The House of Bernarda Alba is a symbolic play at the best of times. In Bijan Sheibani's eyes, this becomes even more apparent.
The director might have left the location in Spain but this Bernarda is the devout, recently-widowed matriarch of a Muslim family rather than a Catholic one.
The gloomy equivalent to a wake sets the scene for a low-key production with detailed attention paid to its setting and the director's belief that this work speaks volumes about life in certain Islamic countries right up to the present day.
You would hardly know it but the crumbling, Moorish pile that houses Bernarda, her five daughters and a couple of wilful servants is visualised in the very recent past. However, apart from Emily Mann's modern idioms with Arabic infusions, the only real indications that this is not some time early in the last century are a modern vacuum cleaner and a sewing machine.
Even if the cons are mod, the attitudes are not. Bernarda expects the mourning season for her late husband's to be devoid of all semblance of pleasure with the girls dressed in black for a respectful period that seems to them eternal.
This is tough on a group that has little chance of future happiness. Lack of money means that only the oldest half-sister Asieh, played by Pandora Colin as a humourless mouse with the good fortune to have been left well-off, is a good catch. As a result, she is promised to the town's best-looking man, Parveez Romani.
The path of untrue love runs far from smoothly, as the sisters between them run the full spectrum of emotions in response to their sibling's good fortune.
The most extreme reactions come from the youngest, Adela (pronounced odderlay) and hump-backed Elmira.
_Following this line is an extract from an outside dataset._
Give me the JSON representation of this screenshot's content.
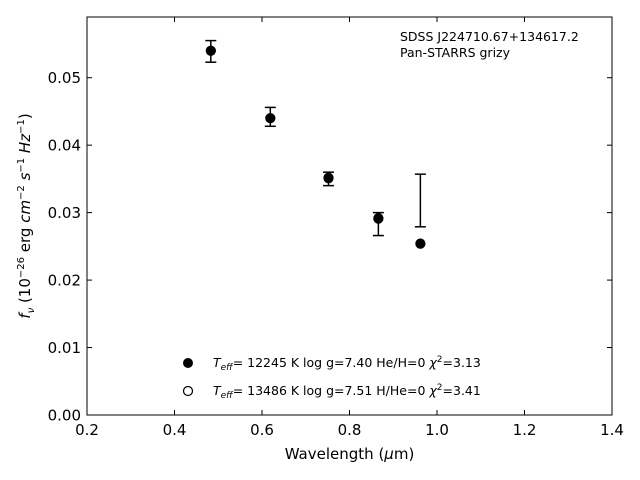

In the former role, Hara Yannas proves an enthusiastically fresh-faced performer who conveys Adela's sexual desperation with conviction. By contrast, Amanda Hale as Elmira is the epitome of sororal jealousy.
However the catalyst for events prefigured by the family's wild white stallion and mad white grandmother is the eponymous Bernarda.
American-based Iranian actress, Shohreh Aghdashloo, perhaps best known for her award-winning performance in House of Sand and Fog, takes the leading role. She gives the terrifying widow a charming, smoky voice and limp supported by a walking cane that hide a toughness worthy of a street fighter rather than a woman for whom snobbish class distinction and reputation are all.
She receives good support from Jane Bertish in the role of Darya, a servant who understands the family far better than Bernarda Alba ever will.
This unusual reading takes time to stoke up its fires but, having done so, becomes a moving experience that makes us see the repression in some contemporary countries as a parallel to that in Franco's Spain during Lorca's sadly curtailed life.